L’agonia dell’Iran Deal non dovrebbe incidere sulla stabilità regionale, almeno nel breve periodo. Ma col tempo i benefici economici avrebbero offerto al regime una base di legittimazione interna alternativa alla politica estera espansionista. Occasione che rischia di essere sprecata

Un chierico iraniano passa davanti all'edificio che ospitava l'ambasciata degli Stati Uniti a Teheran. REUTERS/Morteza Nikoubazl
Un chierico iraniano passa davanti all'edificio che ospitava l'ambasciata degli Stati Uniti a Teheran. REUTERS/Morteza Nikoubazl

Dopo l’uscita degli Usa dal Jcpoa annunciata ieri da Donald Trump, Francia, Regno Unito e Germania si sono affrettati a confermare la loro volontà di tenere in vita l’accordo sul nucleare iraniano raggiunto nel 2015, lavorando con Russia e Cina. E anche Teheran, fa sapere il presidente Rouhani, una volta verificata la tenuta della collaborazione con i gli atri firmatari, intende andare avanti, con o senza gli Usa.
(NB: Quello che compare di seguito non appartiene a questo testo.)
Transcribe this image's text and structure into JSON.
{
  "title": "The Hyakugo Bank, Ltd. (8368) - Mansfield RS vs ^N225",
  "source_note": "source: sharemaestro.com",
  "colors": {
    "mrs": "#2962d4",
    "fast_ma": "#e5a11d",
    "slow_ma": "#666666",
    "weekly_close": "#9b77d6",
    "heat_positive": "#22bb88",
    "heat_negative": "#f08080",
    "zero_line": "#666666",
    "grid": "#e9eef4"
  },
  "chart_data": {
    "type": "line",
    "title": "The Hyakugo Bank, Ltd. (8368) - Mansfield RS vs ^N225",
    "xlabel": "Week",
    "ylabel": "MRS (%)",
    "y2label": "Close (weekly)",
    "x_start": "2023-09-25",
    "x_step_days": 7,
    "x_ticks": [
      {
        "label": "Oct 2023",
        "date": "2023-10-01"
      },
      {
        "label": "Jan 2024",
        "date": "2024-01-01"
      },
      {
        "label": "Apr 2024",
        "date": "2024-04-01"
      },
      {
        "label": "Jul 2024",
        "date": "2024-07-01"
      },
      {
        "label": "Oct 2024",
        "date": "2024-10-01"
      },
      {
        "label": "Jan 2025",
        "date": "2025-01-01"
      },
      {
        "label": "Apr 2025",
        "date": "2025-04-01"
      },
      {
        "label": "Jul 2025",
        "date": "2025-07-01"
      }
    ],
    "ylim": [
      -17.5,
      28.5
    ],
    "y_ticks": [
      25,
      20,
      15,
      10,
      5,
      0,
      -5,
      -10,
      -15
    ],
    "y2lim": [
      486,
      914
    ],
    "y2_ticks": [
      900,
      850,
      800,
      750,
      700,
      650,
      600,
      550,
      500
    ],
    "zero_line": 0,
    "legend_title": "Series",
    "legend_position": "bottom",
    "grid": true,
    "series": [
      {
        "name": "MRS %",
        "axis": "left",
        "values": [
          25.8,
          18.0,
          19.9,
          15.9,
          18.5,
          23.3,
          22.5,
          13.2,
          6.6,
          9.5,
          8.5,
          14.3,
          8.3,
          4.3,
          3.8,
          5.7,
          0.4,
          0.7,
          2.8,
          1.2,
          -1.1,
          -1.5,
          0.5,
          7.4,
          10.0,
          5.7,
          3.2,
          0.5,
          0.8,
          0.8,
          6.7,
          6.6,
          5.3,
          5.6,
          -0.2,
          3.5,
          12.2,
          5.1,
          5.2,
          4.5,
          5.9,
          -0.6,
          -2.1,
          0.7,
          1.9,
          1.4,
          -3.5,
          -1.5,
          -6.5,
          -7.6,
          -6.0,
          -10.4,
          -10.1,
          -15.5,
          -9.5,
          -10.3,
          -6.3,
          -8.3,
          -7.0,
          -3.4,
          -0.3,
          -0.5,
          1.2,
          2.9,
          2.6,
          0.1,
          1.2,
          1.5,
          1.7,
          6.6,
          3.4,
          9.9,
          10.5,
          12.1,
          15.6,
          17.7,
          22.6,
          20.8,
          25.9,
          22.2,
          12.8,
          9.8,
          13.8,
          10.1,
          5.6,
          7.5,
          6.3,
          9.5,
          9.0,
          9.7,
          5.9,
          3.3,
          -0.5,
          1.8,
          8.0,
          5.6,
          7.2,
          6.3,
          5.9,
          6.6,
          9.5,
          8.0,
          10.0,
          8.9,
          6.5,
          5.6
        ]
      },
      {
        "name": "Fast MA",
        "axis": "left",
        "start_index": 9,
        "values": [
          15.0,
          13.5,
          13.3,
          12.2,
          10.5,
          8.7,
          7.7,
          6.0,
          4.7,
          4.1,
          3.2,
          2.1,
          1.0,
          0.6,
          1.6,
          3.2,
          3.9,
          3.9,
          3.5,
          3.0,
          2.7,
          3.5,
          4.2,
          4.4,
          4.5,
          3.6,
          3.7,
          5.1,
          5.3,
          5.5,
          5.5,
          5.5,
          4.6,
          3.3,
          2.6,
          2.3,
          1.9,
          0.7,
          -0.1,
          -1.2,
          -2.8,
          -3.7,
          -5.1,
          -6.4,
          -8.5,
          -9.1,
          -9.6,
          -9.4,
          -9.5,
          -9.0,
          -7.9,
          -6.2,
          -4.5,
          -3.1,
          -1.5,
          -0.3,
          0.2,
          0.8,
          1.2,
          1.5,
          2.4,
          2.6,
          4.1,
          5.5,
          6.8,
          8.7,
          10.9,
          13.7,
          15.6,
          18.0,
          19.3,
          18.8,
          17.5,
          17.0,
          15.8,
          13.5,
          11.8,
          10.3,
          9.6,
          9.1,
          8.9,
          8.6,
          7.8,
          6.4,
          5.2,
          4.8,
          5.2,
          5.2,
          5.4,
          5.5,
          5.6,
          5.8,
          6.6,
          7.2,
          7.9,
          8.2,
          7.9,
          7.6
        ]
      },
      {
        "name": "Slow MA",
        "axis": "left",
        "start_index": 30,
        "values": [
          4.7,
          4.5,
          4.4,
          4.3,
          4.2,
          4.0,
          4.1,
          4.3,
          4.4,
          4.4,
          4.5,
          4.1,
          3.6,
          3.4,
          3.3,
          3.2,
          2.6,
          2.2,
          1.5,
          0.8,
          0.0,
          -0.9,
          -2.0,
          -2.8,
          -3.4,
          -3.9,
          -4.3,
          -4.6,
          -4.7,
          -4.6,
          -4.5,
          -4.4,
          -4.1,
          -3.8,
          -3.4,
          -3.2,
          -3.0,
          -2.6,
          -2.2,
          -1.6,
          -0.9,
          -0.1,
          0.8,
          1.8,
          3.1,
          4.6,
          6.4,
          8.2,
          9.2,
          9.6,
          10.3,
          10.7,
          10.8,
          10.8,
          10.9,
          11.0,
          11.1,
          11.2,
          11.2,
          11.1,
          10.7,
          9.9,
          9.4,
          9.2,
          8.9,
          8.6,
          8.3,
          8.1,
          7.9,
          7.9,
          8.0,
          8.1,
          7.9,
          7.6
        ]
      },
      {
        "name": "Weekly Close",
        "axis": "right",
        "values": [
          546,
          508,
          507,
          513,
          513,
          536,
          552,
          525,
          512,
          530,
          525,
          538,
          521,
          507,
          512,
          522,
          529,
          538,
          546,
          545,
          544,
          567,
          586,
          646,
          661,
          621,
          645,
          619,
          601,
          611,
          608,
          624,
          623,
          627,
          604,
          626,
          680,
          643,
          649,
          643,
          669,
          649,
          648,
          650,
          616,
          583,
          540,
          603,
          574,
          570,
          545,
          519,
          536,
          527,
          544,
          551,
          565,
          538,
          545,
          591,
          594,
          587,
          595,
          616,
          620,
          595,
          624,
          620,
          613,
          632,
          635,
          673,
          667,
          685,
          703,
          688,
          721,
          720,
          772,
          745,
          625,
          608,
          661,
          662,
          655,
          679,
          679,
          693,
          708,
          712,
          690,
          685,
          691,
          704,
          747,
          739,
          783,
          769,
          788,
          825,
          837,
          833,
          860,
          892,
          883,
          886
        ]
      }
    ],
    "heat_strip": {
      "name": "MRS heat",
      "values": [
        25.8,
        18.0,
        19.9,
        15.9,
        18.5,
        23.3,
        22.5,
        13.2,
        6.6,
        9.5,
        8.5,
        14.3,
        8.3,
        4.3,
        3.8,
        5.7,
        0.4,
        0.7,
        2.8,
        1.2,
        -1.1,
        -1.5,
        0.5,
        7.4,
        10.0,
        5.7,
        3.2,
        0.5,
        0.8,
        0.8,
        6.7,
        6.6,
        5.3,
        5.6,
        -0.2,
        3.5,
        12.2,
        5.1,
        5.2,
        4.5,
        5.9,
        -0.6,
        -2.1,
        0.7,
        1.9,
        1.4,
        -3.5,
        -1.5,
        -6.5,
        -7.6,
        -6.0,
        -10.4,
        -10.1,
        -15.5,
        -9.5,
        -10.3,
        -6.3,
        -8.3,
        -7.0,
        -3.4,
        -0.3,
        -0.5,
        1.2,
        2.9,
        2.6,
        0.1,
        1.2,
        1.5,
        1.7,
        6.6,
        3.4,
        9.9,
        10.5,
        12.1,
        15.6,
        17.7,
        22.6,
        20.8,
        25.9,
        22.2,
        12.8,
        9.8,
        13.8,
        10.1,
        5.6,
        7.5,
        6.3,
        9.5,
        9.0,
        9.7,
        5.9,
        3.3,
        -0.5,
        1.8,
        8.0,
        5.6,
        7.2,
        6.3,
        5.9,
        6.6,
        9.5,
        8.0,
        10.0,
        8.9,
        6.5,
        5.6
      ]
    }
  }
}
Ma è chiaro che il duro siluramento da parte di Washington rischia di mandare in agonia ”l’orrido accordo, che non avrebbe mai dovuto essere firmato”. Con quali conseguenze per il Medio Oriente? Nessun effetto significativo, abbiamo sostenuto nella  prima parte di questo articolo, almeno nel breve medio termine. Perché per via di alcuni limiti strutturali, l’accordo non ha avuto finora alcun effetto sulla politica regionale iraniana né tantomeno sulla generale stabilità dell’area mediorientale

Ma è sul lungo periodo che l’Iran Deal potrebbe giocare un ruolo più rilevante, anche se con modalità più complesse di quelle di solito addotte nell’attuale dibattito.

Per capire quale potrebbe essere questo beneficio – o avrebbe potuto essere, vista la probabile prossima fine – bisogna affrontare un’altra ambiguità che si ripresenta spesso quando si parla dell’Iran e della sua influenza nella regione. I difensori della linea iraniana, infatti, tendono spesso a descriverla come motivata da ragioni puramente difensive.

Secondo questa tesi, l’espansionismo regionale iraniano, basato sulla creazione e il sostegno di organizzazioni informali o semi-informali, spesso armate, all’interno di Stati deboli sul modello di Hezbollah in Libano, sarebbe necessario per garantire gli interessi vitali della nazione iraniana. Tale comportamento avverrebbe in reazione all’isolamento internazionale imposto a Teheran dall’Occidente e dai suoi alleati in seguito alla Rivoluzione del 1979.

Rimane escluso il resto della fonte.